Over the past decades, the “common reference string” model has been derived into various “flavors”. In fact, the broad set of cryptographic assumptions used to build NIZKs for NP languages, naturally translated in various “shapes” for the common reference string. NIZKs secure in the Random Oracle model will have a reference string instantiated with a secure cryptographic hash function. However, reference strings of NIZKs relying on discrete-logarithm and pairing-based hardness assumptions can have a given “structure” for instance (see e.g. this or this). What’s more, such structured reference strings (SRS) can also further be classified as “universal SRS” and/or “updatable SRS” (see here).
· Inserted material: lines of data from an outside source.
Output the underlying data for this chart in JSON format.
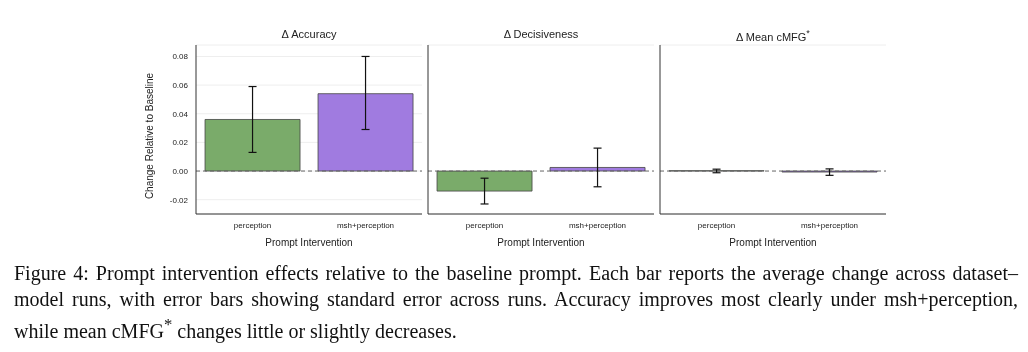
{
  "chart_data": [
    {
      "type": "bar",
      "title": "Δ Accuracy",
      "xlabel": "Prompt Intervention",
      "ylabel": "Change Relative to Baseline",
      "categories": [
        "perception",
        "msh+perception"
      ],
      "values": [
        0.036,
        0.054
      ],
      "colors": [
        "#7aab6a",
        "#a07be0"
      ],
      "errors": [
        [
          0.013,
          0.059
        ],
        [
          0.029,
          0.08
        ]
      ],
      "ylim": [
        -0.03,
        0.088
      ],
      "yticks": [
        -0.02,
        {
          "value": 0,
          "label": "0.00"
        },
        0.02,
        0.04,
        0.06,
        0.08
      ],
      "grid": "y",
      "ref_lines": [
        {
          "axis": "y",
          "value": 0,
          "line_style": "dashed"
        }
      ],
      "annotations": [
        "Figure 4: Prompt intervention effects relative to the baseline prompt. Each bar reports the average change across dataset–model runs, with error bars showing standard error across runs. Accuracy improves most clearly under msh+perception, while mean cMFG$^{*}$ changes little or slightly decreases."
      ]
    },
    {
      "type": "bar",
      "title": "Δ Decisiveness",
      "xlabel": "Prompt Intervention",
      "categories": [
        "perception",
        "msh+perception"
      ],
      "values": [
        -0.014,
        0.0025
      ],
      "colors": [
        "#7aab6a",
        "#a07be0"
      ],
      "errors": [
        [
          -0.023,
          -0.005
        ],
        [
          -0.011,
          0.016
        ]
      ],
      "ylim": [
        -0.03,
        0.088
      ],
      "yticks": [
        -0.02,
        0,
        0.02,
        0.04,
        0.06,
        0.08
      ],
      "tick_labels": "x",
      "grid": "y",
      "ref_lines": [
        {
          "axis": "y",
          "value": 0,
          "line_style": "dashed"
        }
      ]
    },
    {
      "type": "bar",
      "title": "Δ Mean cMFG$^{*}$",
      "xlabel": "Prompt Intervention",
      "categories": [
        "perception",
        "msh+perception"
      ],
      "values": [
        0.0002,
        -0.0007
      ],
      "colors": [
        "#7aab6a",
        "#a07be0"
      ],
      "errors": [
        [
          -0.0012,
          0.0013
        ],
        [
          -0.003,
          0.0015
        ]
      ],
      "ylim": [
        -0.03,
        0.088
      ],
      "yticks": [
        -0.02,
        0,
        0.02,
        0.04,
        0.06,
        0.08
      ],
      "tick_labels": "x",
      "grid": "y",
      "ref_lines": [
        {
          "axis": "y",
          "value": 0,
          "line_style": "dashed"
        }
      ]
    }
  ]
}
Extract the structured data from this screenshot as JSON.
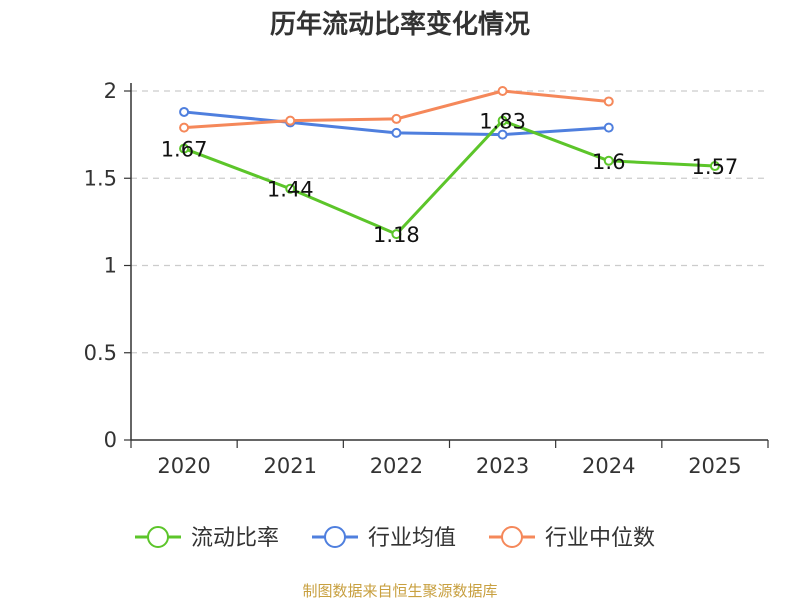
{
  "chart_data": {
    "type": "line",
    "title": "历年流动比率变化情况",
    "categories": [
      "2020",
      "2021",
      "2022",
      "2023",
      "2024",
      "2025"
    ],
    "ylim": [
      0,
      2
    ],
    "yticks": [
      "0",
      "0.5",
      "1",
      "1.5",
      "2"
    ],
    "ytick_values": [
      0,
      0.5,
      1,
      1.5,
      2
    ],
    "grid": true,
    "legend_position": "bottom",
    "series": [
      {
        "name": "流动比率",
        "color": "#5cc52a",
        "values": [
          1.67,
          1.44,
          1.18,
          1.83,
          1.6,
          1.57
        ],
        "labels": [
          "1.67",
          "1.44",
          "1.18",
          "1.83",
          "1.6",
          "1.57"
        ]
      },
      {
        "name": "行业均值",
        "color": "#4f7fde",
        "values": [
          1.88,
          1.82,
          1.76,
          1.75,
          1.79,
          null
        ]
      },
      {
        "name": "行业中位数",
        "color": "#f5885a",
        "values": [
          1.79,
          1.83,
          1.84,
          2.0,
          1.94,
          null
        ]
      }
    ],
    "source": "制图数据来自恒生聚源数据库"
  }
}
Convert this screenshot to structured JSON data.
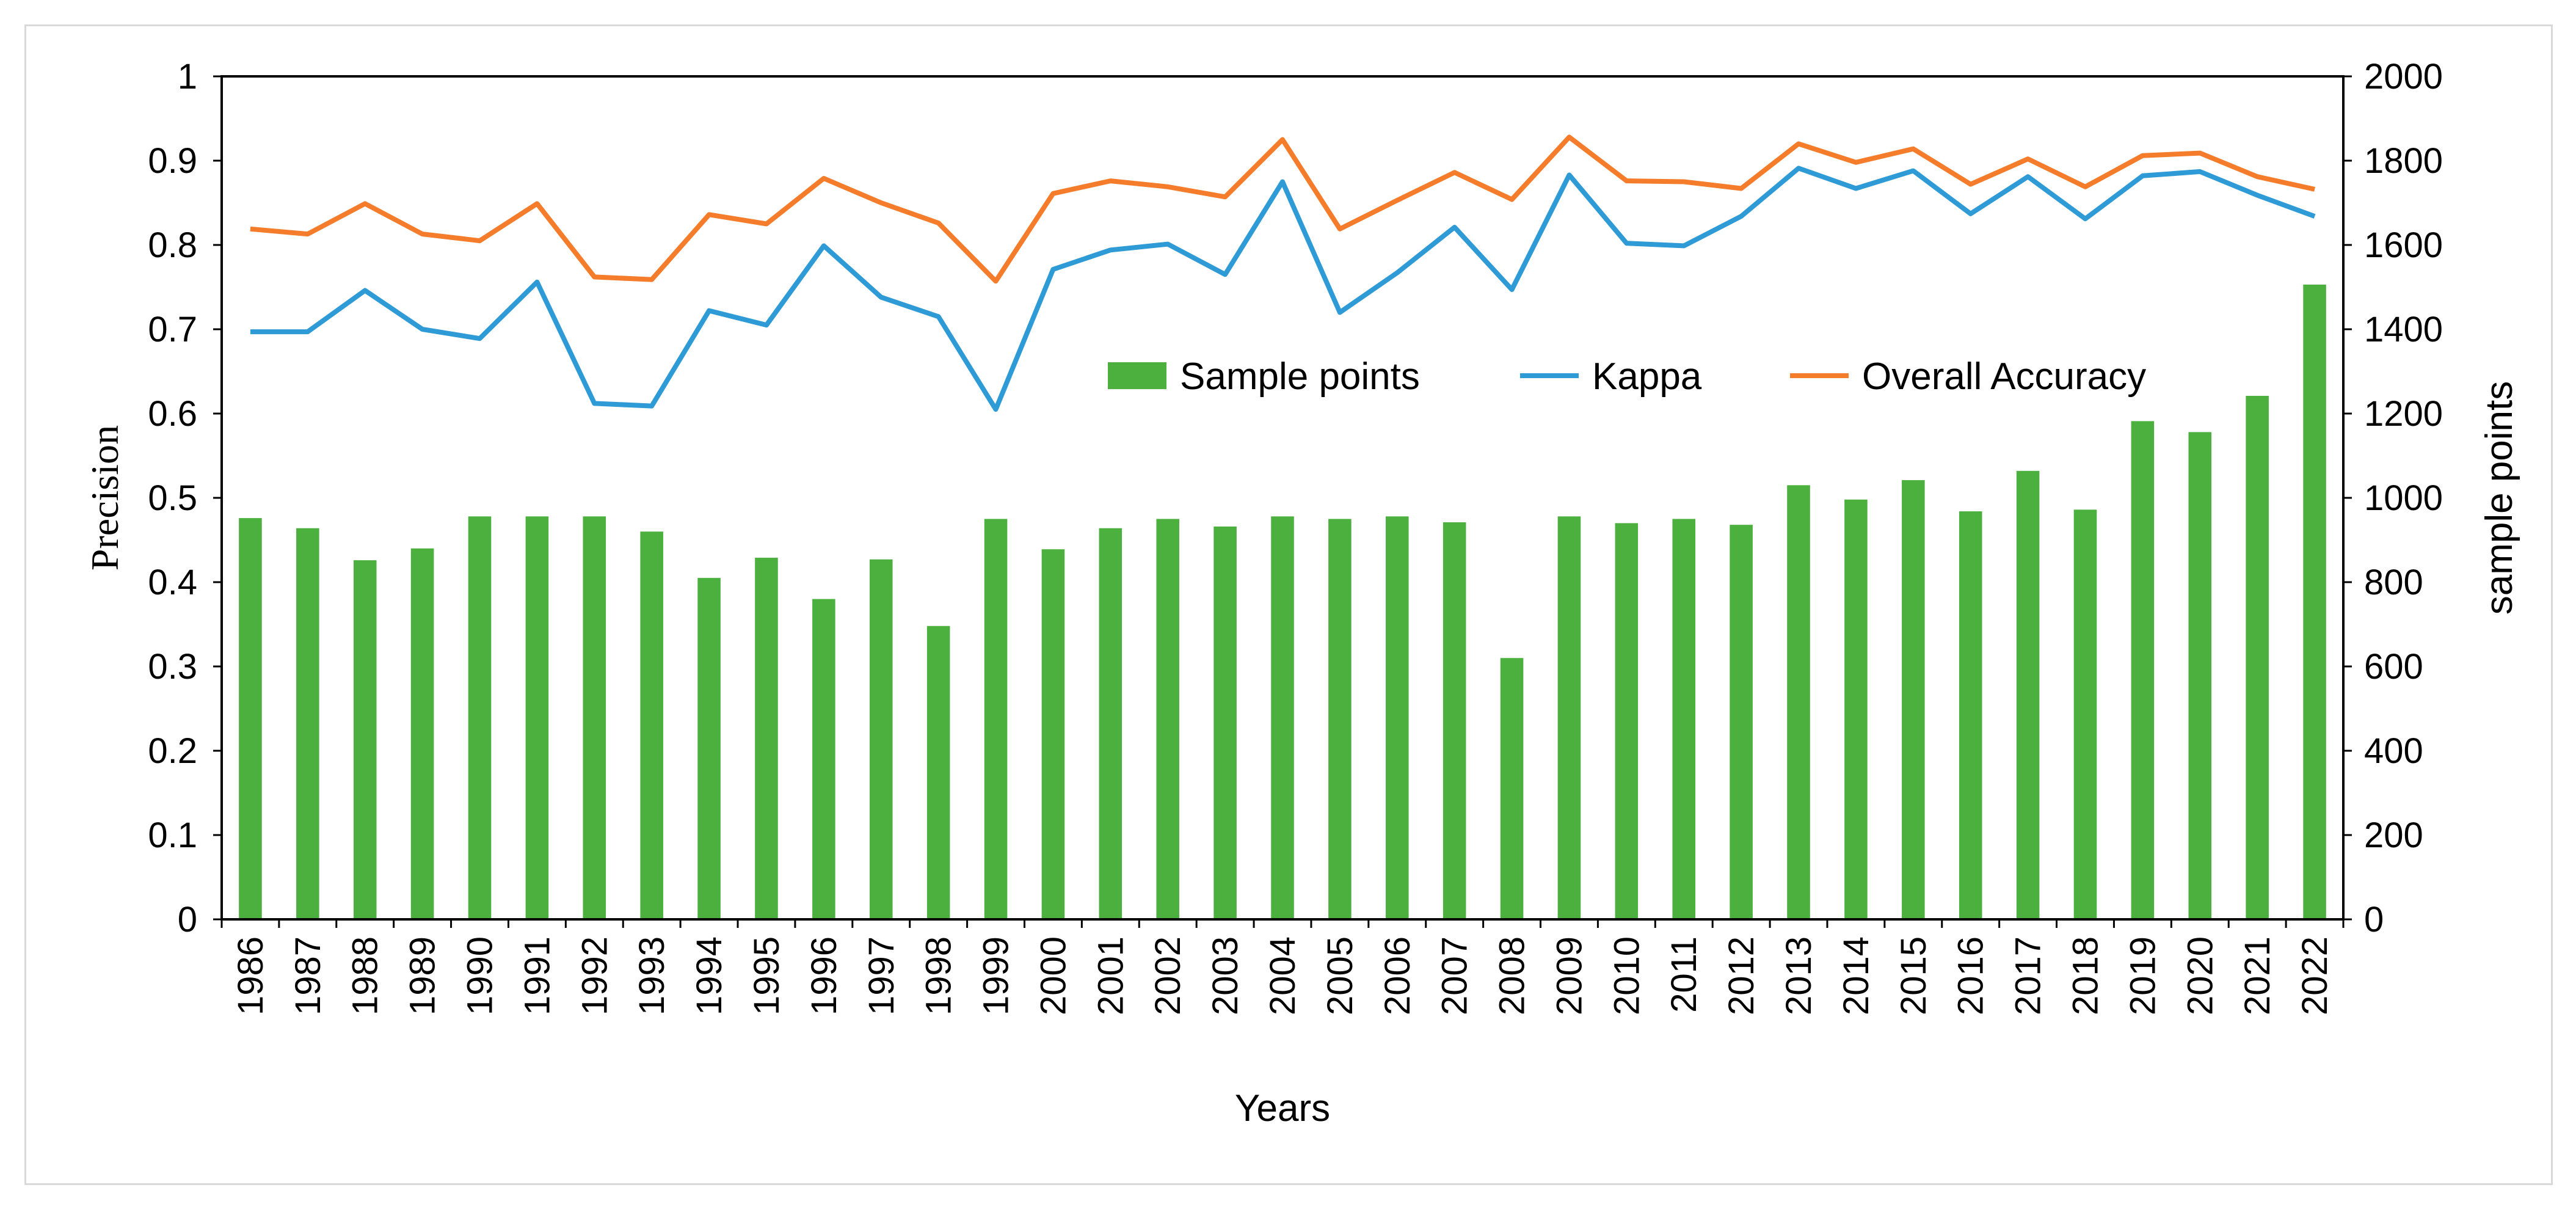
{
  "chart_data": {
    "type": "bar",
    "title": "",
    "xlabel": "Years",
    "ylabel": "Precision",
    "y2label": "sample points",
    "ylim": [
      0,
      1
    ],
    "y2lim": [
      0,
      2000
    ],
    "yticks": [
      "0",
      "0.1",
      "0.2",
      "0.3",
      "0.4",
      "0.5",
      "0.6",
      "0.7",
      "0.8",
      "0.9",
      "1"
    ],
    "y2ticks": [
      "0",
      "200",
      "400",
      "600",
      "800",
      "1000",
      "1200",
      "1400",
      "1600",
      "1800",
      "2000"
    ],
    "legend_position": "center",
    "categories": [
      "1986",
      "1987",
      "1988",
      "1989",
      "1990",
      "1991",
      "1992",
      "1993",
      "1994",
      "1995",
      "1996",
      "1997",
      "1998",
      "1999",
      "2000",
      "2001",
      "2002",
      "2003",
      "2004",
      "2005",
      "2006",
      "2007",
      "2008",
      "2009",
      "2010",
      "2011",
      "2012",
      "2013",
      "2014",
      "2015",
      "2016",
      "2017",
      "2018",
      "2019",
      "2020",
      "2021",
      "2022"
    ],
    "series": [
      {
        "name": "Sample points",
        "type": "bar",
        "axis": "right",
        "color": "#4cb03f",
        "values": [
          952,
          928,
          852,
          880,
          956,
          956,
          956,
          920,
          810,
          858,
          760,
          854,
          696,
          950,
          878,
          928,
          950,
          932,
          956,
          950,
          956,
          942,
          620,
          956,
          940,
          950,
          936,
          1030,
          996,
          1042,
          968,
          1064,
          972,
          1182,
          1156,
          1242,
          1506
        ]
      },
      {
        "name": "Kappa",
        "type": "line",
        "axis": "left",
        "color": "#2e9ad6",
        "values": [
          0.697,
          0.697,
          0.746,
          0.7,
          0.689,
          0.756,
          0.612,
          0.609,
          0.722,
          0.705,
          0.799,
          0.738,
          0.715,
          0.605,
          0.771,
          0.794,
          0.801,
          0.765,
          0.875,
          0.72,
          0.767,
          0.821,
          0.747,
          0.883,
          0.802,
          0.799,
          0.834,
          0.891,
          0.867,
          0.888,
          0.837,
          0.881,
          0.831,
          0.882,
          0.887,
          0.859,
          0.834
        ]
      },
      {
        "name": "Overall Accuracy",
        "type": "line",
        "axis": "left",
        "color": "#f47c2a",
        "values": [
          0.819,
          0.813,
          0.849,
          0.813,
          0.805,
          0.849,
          0.762,
          0.759,
          0.836,
          0.825,
          0.879,
          0.85,
          0.826,
          0.757,
          0.861,
          0.876,
          0.869,
          0.857,
          0.925,
          0.819,
          0.853,
          0.886,
          0.854,
          0.928,
          0.876,
          0.875,
          0.867,
          0.92,
          0.898,
          0.914,
          0.872,
          0.902,
          0.869,
          0.906,
          0.909,
          0.881,
          0.866
        ]
      }
    ]
  }
}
While a myriad of NIZKs have already been designed (we would need much more than a blog post to provide a fairly “comprehensive” list) this plethora of work illustrate that understanding which assumptions are required to build NIZKs for NP is a very active area of research. Interestingly, some constructions based on number-theoretic assumptions could now be broken in the presence of a powerful quantum adversary. As such, new pieces of work have recently emerged in the hope to build quantum-secure NIZKs for NP languages.

## Conclusion

In this blog post I tried to go back in time in order to provide intuition on some of the foundational results of the space of probabilistic proof systems (and complexity theory). Hopefully, you should now have an feeling for the notions of "proofs of knowledge'" and "zero-knowledge proofs". The only take away - if any - from this blog post is that randomness and interactions is a powerful combination - especially when coupled with a clever method to encode computation. If you look at most modern probabilistic proof systems (SNARKs, STARKs, etc.), you should see that they all share similarities that can be dated back to some of the early works exposed here. Last but not least, many (many) foundational pieces of research are missing in this blog post. Designing efficient probabilistic proof systems touches many sub-areas of computer science and mathematics, so I couldn't provide an extensive view in this post. I would highly encourage you to read these early works, since, as we say "the past explains the present''.